January 14-18, 2006
Town & Country Convention Center
San Diego, CA
Michael Freeling1 , Eric Lyons 1 , Brent Pedersen2 , Lakshmi Rapaka1 , Brian C. Thomas2
Our novel blast Viewer aligns any region of Arabidopsis with any other (http://synteny.cnr.berkeley.edu/AtCNS/). Using this Viewer, we proofed the A. Paterson groups alpha pairs (2003), included our additional pairs, making a total of 3197 pairs, and then analyzed the sequence patterns of fractionation and conservation for coding and noncoding DNA. Alpha pairs are remnants from a fractionated tetraploid. Conclusions. 1) Fractionation from the tetraploid was biased to one or the other of the original parental chromosomes, implying an epigenetic marking step. 2) Fractionation left clusters of retained genes.

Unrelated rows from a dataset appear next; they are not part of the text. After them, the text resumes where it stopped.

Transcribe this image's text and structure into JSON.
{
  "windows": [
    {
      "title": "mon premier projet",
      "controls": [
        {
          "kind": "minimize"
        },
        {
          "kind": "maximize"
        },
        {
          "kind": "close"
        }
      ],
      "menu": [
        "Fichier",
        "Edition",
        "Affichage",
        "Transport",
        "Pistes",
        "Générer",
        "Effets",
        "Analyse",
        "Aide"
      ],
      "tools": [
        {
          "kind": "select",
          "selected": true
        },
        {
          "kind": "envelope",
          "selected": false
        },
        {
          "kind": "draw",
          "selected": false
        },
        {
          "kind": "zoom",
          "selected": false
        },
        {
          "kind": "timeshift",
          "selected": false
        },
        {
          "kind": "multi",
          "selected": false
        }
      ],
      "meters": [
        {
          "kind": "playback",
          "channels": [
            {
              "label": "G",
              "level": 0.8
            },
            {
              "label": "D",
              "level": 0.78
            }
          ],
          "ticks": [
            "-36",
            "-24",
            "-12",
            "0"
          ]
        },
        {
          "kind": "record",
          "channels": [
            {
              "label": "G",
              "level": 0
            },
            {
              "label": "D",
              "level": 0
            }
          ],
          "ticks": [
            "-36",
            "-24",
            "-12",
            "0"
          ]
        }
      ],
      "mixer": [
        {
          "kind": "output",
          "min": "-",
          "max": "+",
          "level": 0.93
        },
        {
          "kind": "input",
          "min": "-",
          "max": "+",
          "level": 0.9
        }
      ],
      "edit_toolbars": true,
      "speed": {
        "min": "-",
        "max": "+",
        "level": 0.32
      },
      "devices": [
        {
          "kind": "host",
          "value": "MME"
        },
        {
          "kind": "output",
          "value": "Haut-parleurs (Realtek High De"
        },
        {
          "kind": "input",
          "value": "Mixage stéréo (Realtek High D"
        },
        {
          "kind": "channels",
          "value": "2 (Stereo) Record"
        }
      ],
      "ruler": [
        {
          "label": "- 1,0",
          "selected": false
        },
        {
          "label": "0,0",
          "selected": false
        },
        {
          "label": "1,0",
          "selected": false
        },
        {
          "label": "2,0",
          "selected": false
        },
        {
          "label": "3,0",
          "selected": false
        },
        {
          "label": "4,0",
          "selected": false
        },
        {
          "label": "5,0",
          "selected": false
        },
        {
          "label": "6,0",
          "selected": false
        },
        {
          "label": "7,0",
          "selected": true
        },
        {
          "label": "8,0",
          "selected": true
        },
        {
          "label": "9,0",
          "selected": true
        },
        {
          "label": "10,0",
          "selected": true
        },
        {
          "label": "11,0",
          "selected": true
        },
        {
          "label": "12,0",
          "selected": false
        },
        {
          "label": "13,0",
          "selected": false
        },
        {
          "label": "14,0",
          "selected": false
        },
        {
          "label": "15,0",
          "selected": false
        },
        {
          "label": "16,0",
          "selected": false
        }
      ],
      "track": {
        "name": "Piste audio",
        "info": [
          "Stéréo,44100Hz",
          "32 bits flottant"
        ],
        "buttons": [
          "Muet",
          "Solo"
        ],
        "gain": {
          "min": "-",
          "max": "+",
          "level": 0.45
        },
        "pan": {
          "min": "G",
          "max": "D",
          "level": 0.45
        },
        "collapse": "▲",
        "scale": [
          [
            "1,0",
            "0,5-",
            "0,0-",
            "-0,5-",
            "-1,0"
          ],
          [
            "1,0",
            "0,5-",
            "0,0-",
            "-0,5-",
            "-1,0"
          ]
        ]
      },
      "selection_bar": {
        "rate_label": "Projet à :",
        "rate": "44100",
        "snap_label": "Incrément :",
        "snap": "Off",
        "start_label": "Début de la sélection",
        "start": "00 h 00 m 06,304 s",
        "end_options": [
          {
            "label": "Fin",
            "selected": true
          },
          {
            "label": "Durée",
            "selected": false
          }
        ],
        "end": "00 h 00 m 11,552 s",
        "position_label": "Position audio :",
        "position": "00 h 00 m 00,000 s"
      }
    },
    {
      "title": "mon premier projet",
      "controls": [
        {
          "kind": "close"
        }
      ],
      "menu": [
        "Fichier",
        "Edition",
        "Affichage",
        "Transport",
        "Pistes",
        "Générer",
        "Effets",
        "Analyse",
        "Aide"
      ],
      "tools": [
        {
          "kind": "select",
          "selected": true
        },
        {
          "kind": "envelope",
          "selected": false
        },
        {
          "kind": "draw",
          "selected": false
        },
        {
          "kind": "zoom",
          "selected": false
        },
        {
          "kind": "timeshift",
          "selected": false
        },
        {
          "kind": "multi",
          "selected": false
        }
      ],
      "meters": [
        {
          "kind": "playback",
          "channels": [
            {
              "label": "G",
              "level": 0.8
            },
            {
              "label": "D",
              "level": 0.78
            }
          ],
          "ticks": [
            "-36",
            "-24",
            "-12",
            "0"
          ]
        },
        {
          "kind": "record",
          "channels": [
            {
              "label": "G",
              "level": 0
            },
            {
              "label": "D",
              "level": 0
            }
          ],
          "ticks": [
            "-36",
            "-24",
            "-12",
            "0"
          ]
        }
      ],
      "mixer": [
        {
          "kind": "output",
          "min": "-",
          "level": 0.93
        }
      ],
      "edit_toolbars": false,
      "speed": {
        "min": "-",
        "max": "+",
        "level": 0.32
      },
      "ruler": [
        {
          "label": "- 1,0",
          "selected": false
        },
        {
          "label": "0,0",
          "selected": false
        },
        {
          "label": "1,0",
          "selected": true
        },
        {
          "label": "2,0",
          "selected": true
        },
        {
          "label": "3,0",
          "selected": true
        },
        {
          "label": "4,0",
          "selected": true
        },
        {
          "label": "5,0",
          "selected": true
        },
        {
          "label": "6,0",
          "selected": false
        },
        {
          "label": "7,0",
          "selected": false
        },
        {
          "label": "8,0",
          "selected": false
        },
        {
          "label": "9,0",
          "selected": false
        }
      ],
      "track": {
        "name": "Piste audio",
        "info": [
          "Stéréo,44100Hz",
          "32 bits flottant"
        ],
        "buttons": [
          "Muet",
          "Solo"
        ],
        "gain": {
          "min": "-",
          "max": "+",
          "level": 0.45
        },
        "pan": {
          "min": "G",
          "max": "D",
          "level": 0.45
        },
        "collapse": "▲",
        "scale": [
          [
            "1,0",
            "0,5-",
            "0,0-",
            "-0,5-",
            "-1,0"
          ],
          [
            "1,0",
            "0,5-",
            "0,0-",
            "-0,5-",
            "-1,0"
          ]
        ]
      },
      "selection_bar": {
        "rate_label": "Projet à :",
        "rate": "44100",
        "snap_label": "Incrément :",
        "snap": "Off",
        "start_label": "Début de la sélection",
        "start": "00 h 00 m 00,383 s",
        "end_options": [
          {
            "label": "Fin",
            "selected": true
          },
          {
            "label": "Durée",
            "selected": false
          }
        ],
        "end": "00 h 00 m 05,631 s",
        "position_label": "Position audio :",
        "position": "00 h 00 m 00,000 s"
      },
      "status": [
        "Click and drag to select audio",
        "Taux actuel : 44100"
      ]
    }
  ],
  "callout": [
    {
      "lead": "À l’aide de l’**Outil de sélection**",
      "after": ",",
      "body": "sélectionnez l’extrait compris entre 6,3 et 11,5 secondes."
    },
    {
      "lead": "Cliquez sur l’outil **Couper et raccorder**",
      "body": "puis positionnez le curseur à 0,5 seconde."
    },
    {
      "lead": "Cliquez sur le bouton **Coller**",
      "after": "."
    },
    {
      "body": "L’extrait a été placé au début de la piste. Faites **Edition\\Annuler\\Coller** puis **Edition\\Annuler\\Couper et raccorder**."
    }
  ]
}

These clusters are rich in regulatory genes and genes encoding proteins that interact, predicted by the gene balance hypothesis (see Birchler et al., 2005. Trends Genet. 21: 219); fractionation might duplicate functional modules. 3) We found 14,941 alphaCNSs (conserved noncoding sequences). Data fit with previous maize-rice data: upstream transcription factors and some other genes are rich in CNSs. 4) Intragenomic footprinting uncovered thousands of annotation errors from small to large, and some missed genes. 5) The function of CNSs and their origins will be discussed. 6) Plant CNSs are shorter and less frequent than mammalian CNSs, and no vertebrate-like ultra-conserved CNSs have yet been found.
The CNSs we find often make excellent PCR sites in noncoding regions of genome, and are expected to be present in all species less diverged than the CNSs themselves. For example, our rice-rice alphaCNSs make useful mapping and DNA extraction markers for each of the about 10,000 grasses.